Sabendo que sua dignidade está em risco, uma mulher cujo marido é acusado de má conduta sexual seleciona uma das duas linhas de defesa. Julie Chen respondeu a acusações de conduta imprópria contra seu marido Leslie Moonves, ex-presidente e CEO da CBS Corp, em linguagem baseada na suposição de Weinstein de que uma mulher é a melhor testemunha do valor de seu homem: Moonves, disse Chen, sempre foi um bom homem e um pai amoroso … eu apoio totalmente meu marido. ”

A insistência de Chapman de que ela não sabia, que, na verdade, ela não tinha idéia de que seu marido poderia ser culpado de má conduta sexual, é a segunda defesa aberta a uma mulher. Afinal de contas, se ela achava que o marido era fundamentalmente bom, apesar das arestas e da agressividade (Chapman admitiu que estava ciente do temperamento de Weinstein), então como ela pode ser envergonhada por sua má conduta?

O problema é que a vergonha não funciona de acordo com a lógica legal da culpa. A vergonha envolve “perder a face”, e uma mulher cujo parceiro parece culpado de má conduta sexual perde a face de duas maneiras. Primeiro, há a suposição de que ela realmente sabia. A revista People cita colegas de Weinstein dizendo que Weinstein era coercivo em todas as esferas da vida; ele estava sempre fazendo as pessoas fazerem as coisas. Os colegas ficaram intrigados por eles mesmos terem perdido as pistas, mas pareciam duvidosos que uma esposa, com toda aquela “intuição feminina”, não soubesse de fato.

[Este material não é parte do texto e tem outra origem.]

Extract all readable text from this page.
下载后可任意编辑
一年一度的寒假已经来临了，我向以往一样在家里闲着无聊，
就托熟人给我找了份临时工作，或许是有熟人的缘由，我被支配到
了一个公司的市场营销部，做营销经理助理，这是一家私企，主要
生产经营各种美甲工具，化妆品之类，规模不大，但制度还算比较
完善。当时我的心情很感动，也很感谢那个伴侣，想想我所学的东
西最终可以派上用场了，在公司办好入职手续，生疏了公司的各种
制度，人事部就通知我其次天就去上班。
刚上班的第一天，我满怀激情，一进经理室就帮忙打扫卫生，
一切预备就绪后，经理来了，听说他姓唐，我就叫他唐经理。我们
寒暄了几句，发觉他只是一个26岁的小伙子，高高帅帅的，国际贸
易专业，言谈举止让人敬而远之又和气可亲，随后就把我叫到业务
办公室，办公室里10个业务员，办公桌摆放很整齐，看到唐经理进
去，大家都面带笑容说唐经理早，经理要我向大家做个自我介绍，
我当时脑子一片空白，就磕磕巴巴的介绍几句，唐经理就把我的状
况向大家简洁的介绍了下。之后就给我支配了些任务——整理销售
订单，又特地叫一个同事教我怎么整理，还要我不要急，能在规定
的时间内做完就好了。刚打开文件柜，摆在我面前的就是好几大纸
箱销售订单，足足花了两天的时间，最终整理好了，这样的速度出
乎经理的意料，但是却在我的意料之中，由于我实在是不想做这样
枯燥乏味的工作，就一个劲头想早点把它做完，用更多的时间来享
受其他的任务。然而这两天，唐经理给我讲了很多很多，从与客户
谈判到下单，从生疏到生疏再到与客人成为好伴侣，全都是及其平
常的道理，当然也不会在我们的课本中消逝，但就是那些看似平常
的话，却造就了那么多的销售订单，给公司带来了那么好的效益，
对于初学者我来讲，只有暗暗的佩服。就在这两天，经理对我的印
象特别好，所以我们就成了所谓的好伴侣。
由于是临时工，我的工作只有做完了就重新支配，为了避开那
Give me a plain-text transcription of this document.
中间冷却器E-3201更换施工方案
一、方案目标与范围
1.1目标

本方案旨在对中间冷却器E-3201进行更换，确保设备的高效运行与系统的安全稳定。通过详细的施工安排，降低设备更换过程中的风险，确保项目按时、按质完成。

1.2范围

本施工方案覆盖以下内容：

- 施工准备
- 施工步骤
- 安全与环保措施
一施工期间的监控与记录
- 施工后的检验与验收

Segundo, é provável que uma mulher seja envergonhada porque seu status é concedido pelo status de seu homem; portanto, sua perda de status diminui a dela. Qualquer queda repentina no status traz vergonha.

Se um marido disse sobre uma esposa acusada de má conduta sexual, “eu fico com ela e a apoio. Ela sempre foi uma boa esposa e mãe ”, não creio que essas palavras seriam proferidas para domar um ataque de vergonha. Eles provavelmente seriam ouvidos como: “Eu amei minha esposa; Eu vejo muitas coisas boas nela. Eu ofereço meu apoio nestes tempos ruins. ”Nós veríamos conexão e decência, não bravura em face de vergonha. Afinal, ele não sabia.

Se o cônjuge de um homem perde o status, ele provavelmente receberá simpatia e apoio. Seu status, assumido como seu, permanece inalterado. Na pior das hipóteses, ele é vítima do engano de uma mulher – algo que um homem pode possuir sem vergonha. Nesse cenário, onde uma mulher se comporta de maneira desonrosa, cada pessoa só tem responsabilidade por suas próprias ações. Quando um homem se comporta mal, é (pelo menos em parte) culpa da mulher – assim como a queda de Adão na Bíblia é muitas vezes retratada como culpa de Eva.

É importante que absorvamos todas as lições do movimento #MeToo, mesmo aquelas que destacam falhas nos corações mais bem intencionados. Seu objetivo, afinal, é desafiar as normas e reconfigurar a vergonha, para que ela recaia somente naquelas que são vergonhosas.